Para los educadores, la situación no es meramente un problema logístico, sino un peligro latente que amenaza la vida de los alumnos y degrada a niveles inaceptables el ejercicio de la enseñanza.
Miedo a una tragedia: Escuela al borde del colapso en Los Rieles
El punto de mayor angustia para los profesores se focaliza en el sector Los Rieles, donde la Escuela Padre Abel Aranda muestra un deterioro físico alarmante.
Los docentes que allí laboran expresan un temor constante ante las graves fallas estructurales que presenta la edificación, la cual alberga a más de 300 niños.
»Enseñar bajo la amenaza constante de que un techo o una pared colapse no es educación, es una imprudencia que puede costar vidas», sostienen dirigentes magisteriales, quienes califican de «indolente» la falta de intervención oportuna por parte de la Dirección de Infraestructura Escolar.
Docencia entre mamparas y recreos en plena calle
La desesperación de los maestros también se vive a diario en la Escuela Ricardo Molina, de la comunidad de El Aguacate.
Allí, la falta de espacio ha obligado a los profesores a realizar verdaderos malabares pedagógicos: solo disponen de dos aulas convencionales, que han debido ser divididas de manera precaria con mamparas para impartir clases a tres grados simultáneamente en un solo espacio, compartiendo además la dirección y la gestión administrativa con los niños de Nivel Inicial.
La preocupación alcanza su punto crítico durante el recreo y la clase de Educación Física.
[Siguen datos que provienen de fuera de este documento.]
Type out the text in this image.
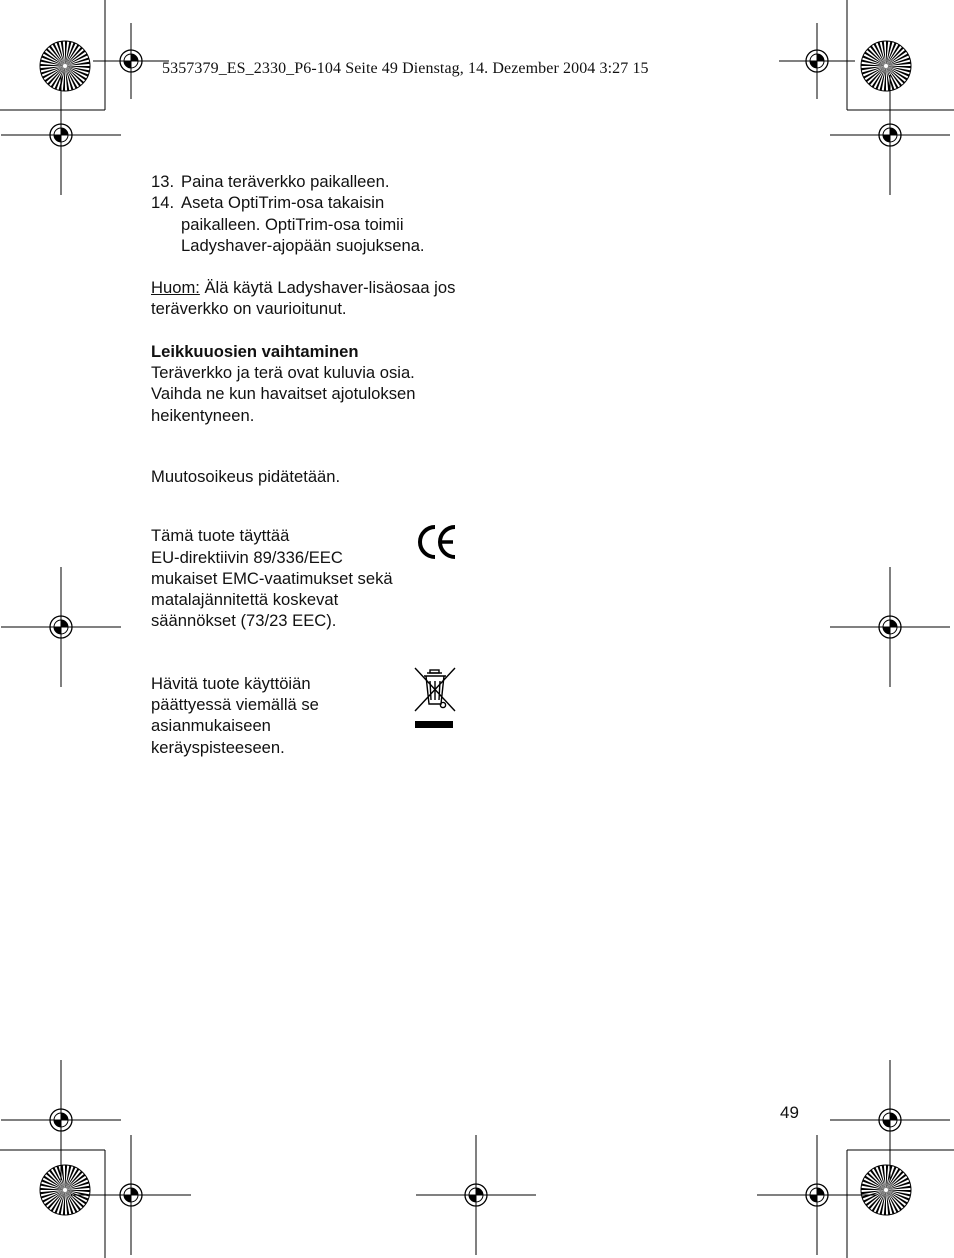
5357379_ES_2330_P6-104 Seite 49 Dienstag, 14. Dezember 2004 3:27 15
13. Paina teräverkko paikalleen.
14. Aseta OptiTrim-osa takaisin paikalleen. OptiTrim-osa toimii Ladyshaver-ajopään suojuksena.

Huom: Älä käytä Ladyshaver-lisäosaa jos teräverkko on vaurioitunut.

Leikkuuosien vaihtaminen

Teräverkko ja terä ovat kuluvia osia. Vaihda ne kun havaitset ajotuloksen heikentyneen.

Muutosoikeus pidätetään.

Tämä tuote täyttää

EU-direktiivin 89/336/EEC

mukaiset EMC-vaatimukset sekä

matalajännitettä koskevat

säännökset (73/23 EEC).

Hävitä tuote käyttöiän

päättyessä viemällä se

asianmukaiseen

keräyspisteeseen.

49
Al no contar con patio ni áreas recreativas, los estudiantes son llevados a la calle, obligando a los propios docentes a detener el tránsito vehicular a silbatazos para evitar que los niños sean atropellados. Los maestros claman con urgencia por la declaración de utilidad pública y compra de los terrenos colindantes para ampliar el recinto.
Aulas agrietadas y el fantasma de la virtualidad obligada
En la comunidad de Las Guázumas, el panorama en la Escuela Eugenio María de Hostos es igualmente desalentador. Los profesores observan con impotencia cómo los muros del centro se llenan de grietas y los pisos sufren severos asentamientos, dejando útil únicamente un pabellón de tres aulas para toda la matrícula escolar.
Ante la imposibilidad física de acoger a todos los alumnos de manera digna y segura, la dirección y el cuerpo docente se ven acorralados a evaluar un esquema de docencia alternada entre la modalidad presencial y la virtual, una medida de emergencia que los profesores lamentan, ya que profundiza la brecha de aprendizaje en las zonas rurales.
Un ultimátum de la clase magisterial
Robert Frías, presidente de la seccional de la ADP en San Francisco de Macorís, reafirmó que el magisterio francomacorisano no se quedará de brazos cruzados observando cómo se deteriora la educación pública y se pone en riesgo a la comunidad educativa.
Aunque los maestros responderán al llamado del inicio de clases por compromiso con las familias, advierten que la paciencia se ha agotado. Si el MINERD no envía de inmediato brigadas de evaluación y respuesta para intervenir los planteles de El Aguacate, Las Guázumas, Los Rieles y La Caoba, el gremio iniciará una escalada de protestas y movilizaciones en toda la provincia Duarte y la región.
Destacar que la situación alarmante de los planteles escolares fue expuesta por el dirigente de la ADP, Robert Frías durante una rueda de prensa en el local de la institución.